The opening group included Jim and Rob Bonaccorsi, Alvino Bennett, Dave Mason, Tom Albanese, and Danny Chaimson, professionals who have with such bands as OAR (Of a Revolution). They played about an hour and a quarter of very heavy, very loud blues-rock, among them a Stevie Ray Vaughn tune and “Let the Good Times Roll,” which the full-house audience appeared to enjoy a great deal. The band clearly enjoyed the gig. Unfortunately the all-out volume, perhaps due more to a faulty mix than to the playing itself – especially of the very heavy-on-the-drums-and-bass understructure – drowned out the harmonica and stole some of what sounded – when audible – to be some interesting, somewhat jazzy, keyboards. The acoustics at SPACE are excellent; this volume, even for a band in this genre, was unnecessary.
Forty-five minutes to an hour of this band would have been fine, and would have allowed headlining band Weekend Vinyl to get into their stride while the audience still had some eardrums. Their start at 9:40 gave audience members a lot of bang for their bucks with the earlier band, but it was a bit too much of too loud.
Weekend Vinyl was a lot of fun.

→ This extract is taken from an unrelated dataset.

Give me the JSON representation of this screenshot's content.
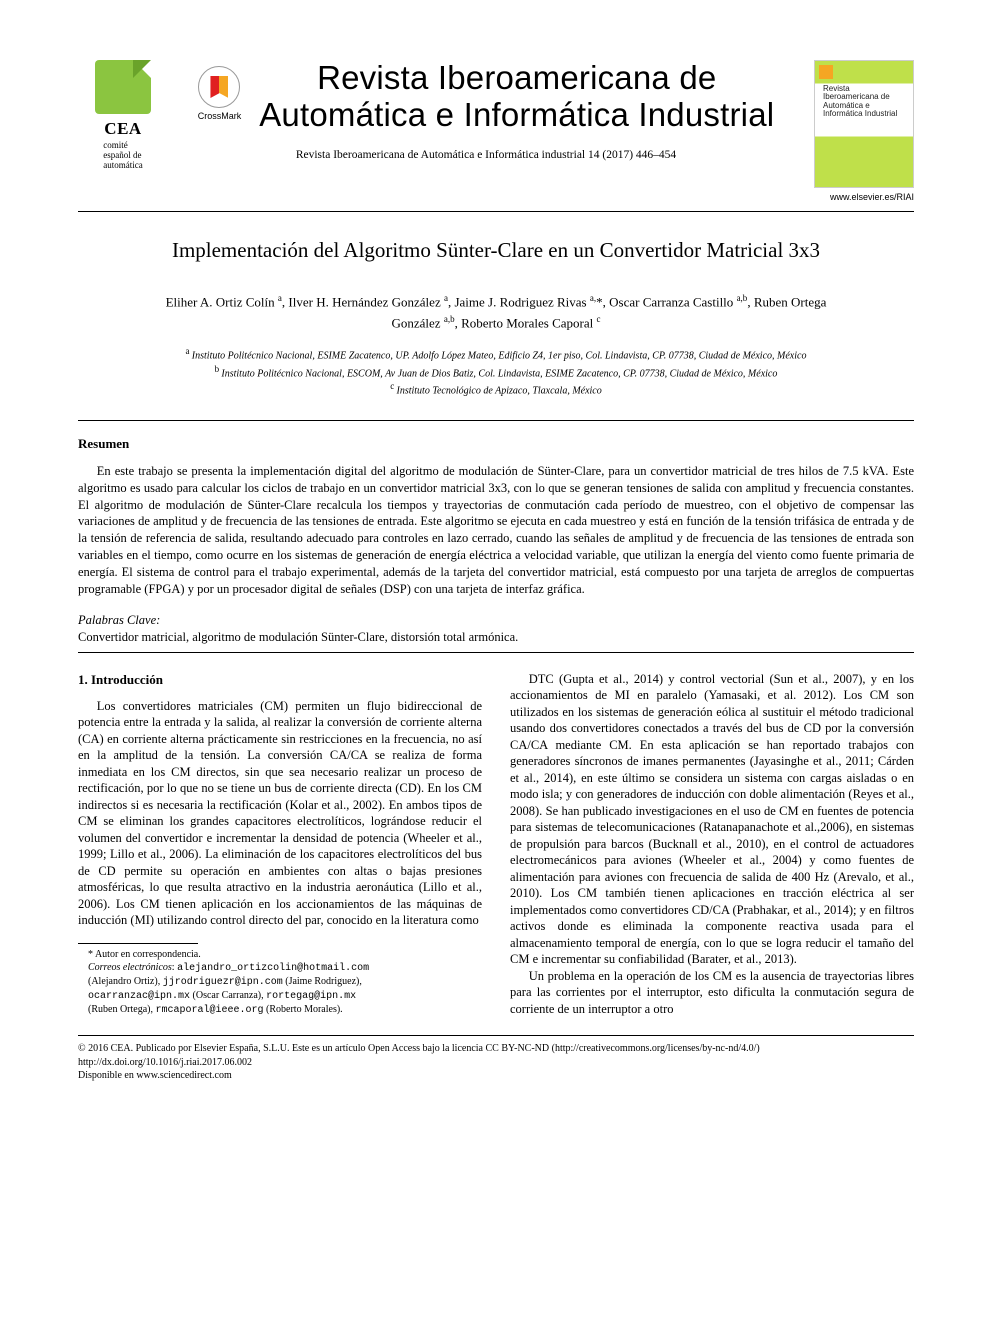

The retro-sound “alternative pop” band is made up of Mike McLaughlin, lead vocals and rhythm guitar, Jim O’Donnell, lead guitar and backing vocals, Dave Matsko, bass and backing vocals, and Mark Feary, drums and percussion. They have all played music professionally, their website (http://www.weekendvinyl.com/) says,
and came together when St. Athanasius (aka St. A’s, where their kids have gone to school), expressed a need for some fundraising talent.

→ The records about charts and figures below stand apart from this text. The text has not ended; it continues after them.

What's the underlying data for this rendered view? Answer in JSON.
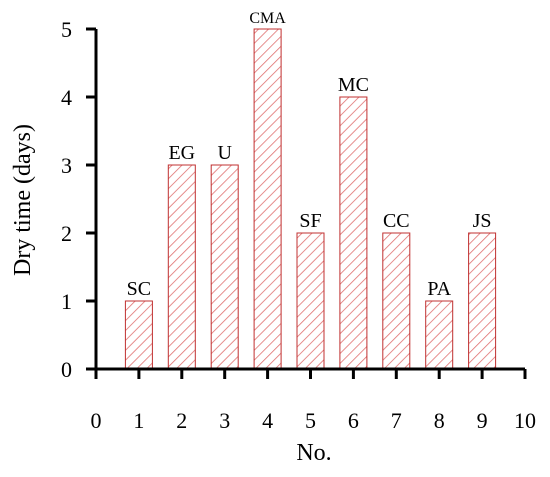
{
  "chart_data": {
    "type": "bar",
    "xlabel": "No.",
    "ylabel": "Dry time (days)",
    "x": [
      1,
      2,
      3,
      4,
      5,
      6,
      7,
      8,
      9
    ],
    "values": [
      1,
      3,
      3,
      5,
      2,
      4,
      2,
      1,
      2
    ],
    "bar_labels": [
      "SC",
      "EG",
      "U",
      "CMA",
      "SF",
      "MC",
      "CC",
      "PA",
      "JS"
    ],
    "xlim": [
      0,
      10
    ],
    "ylim": [
      0,
      5
    ],
    "x_ticks": [
      0,
      1,
      2,
      3,
      4,
      5,
      6,
      7,
      8,
      9,
      10
    ],
    "y_ticks": [
      0,
      1,
      2,
      3,
      4,
      5
    ],
    "grid": false,
    "legend": "none",
    "bar_fill": "hatched",
    "colors": {
      "hatch": "#e07070",
      "bar_edge": "#c03030",
      "axis": "#000000"
    }
  }
}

Mr. McLaughlin says on the same website that in their music “you can hear the jangle of the ‘80s with hints of REM, the db’s and Let’s Active, mixed with the elemental Brit-approach of The Smiths, Echo and The Bunnymen and, of course, Elvis Costello.” Other parallels were also readily distinguishable. Most notable of these is the solo, post-Roxy Music, Bryan Ferry, in the song “Too Big, Too Frail,”
for example, and perhaps Nick Lowe, in “I’ll Take a Leap.” “Easy Chair” – the name of their just-released CD as well – has an element reminiscent of the contemporary band “The Spoons.” All their songs are original, written by Mr. McLaughlin. Allhave a solid core of unique sound in both music and lyrics. He joked at the SPACE concert, “It’s all about songwriting – and you’ve gotta have a nice suit!”

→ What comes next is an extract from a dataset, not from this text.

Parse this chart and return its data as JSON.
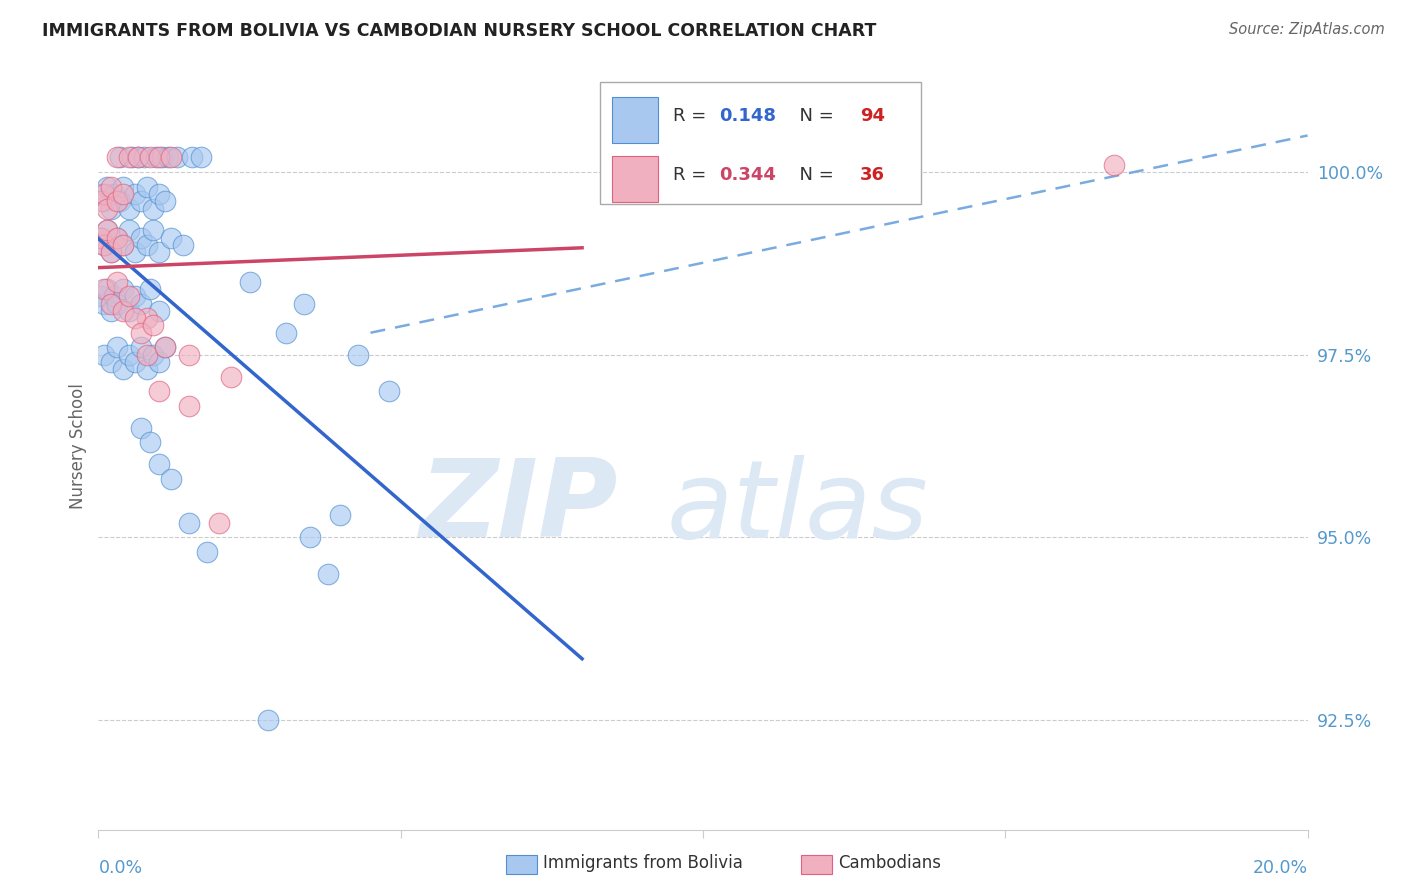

Some period ‘80s lighting effects were produced with SPACE’s very nice equipment: Flowers and simple patterns in blues, yellows and reds played over the audience and behind the band; Mr. McLaughlin’s bright-white suit stood out; and members of the band had some on-the-way-to-smooth ‘80s moves while playing, all adding to the fun.
Despite the transitional disjunct of sounds and volume between the Bono Brothers Band and Weekend Vinyl, the audience managed to get it together and relish them both.
Weekend Vinyl celebrated the release of their CD Saturday night. A review of the CD and more in-depth intro to the band will appear in the monthly column “Evanston R & B” in the not-too-distant future.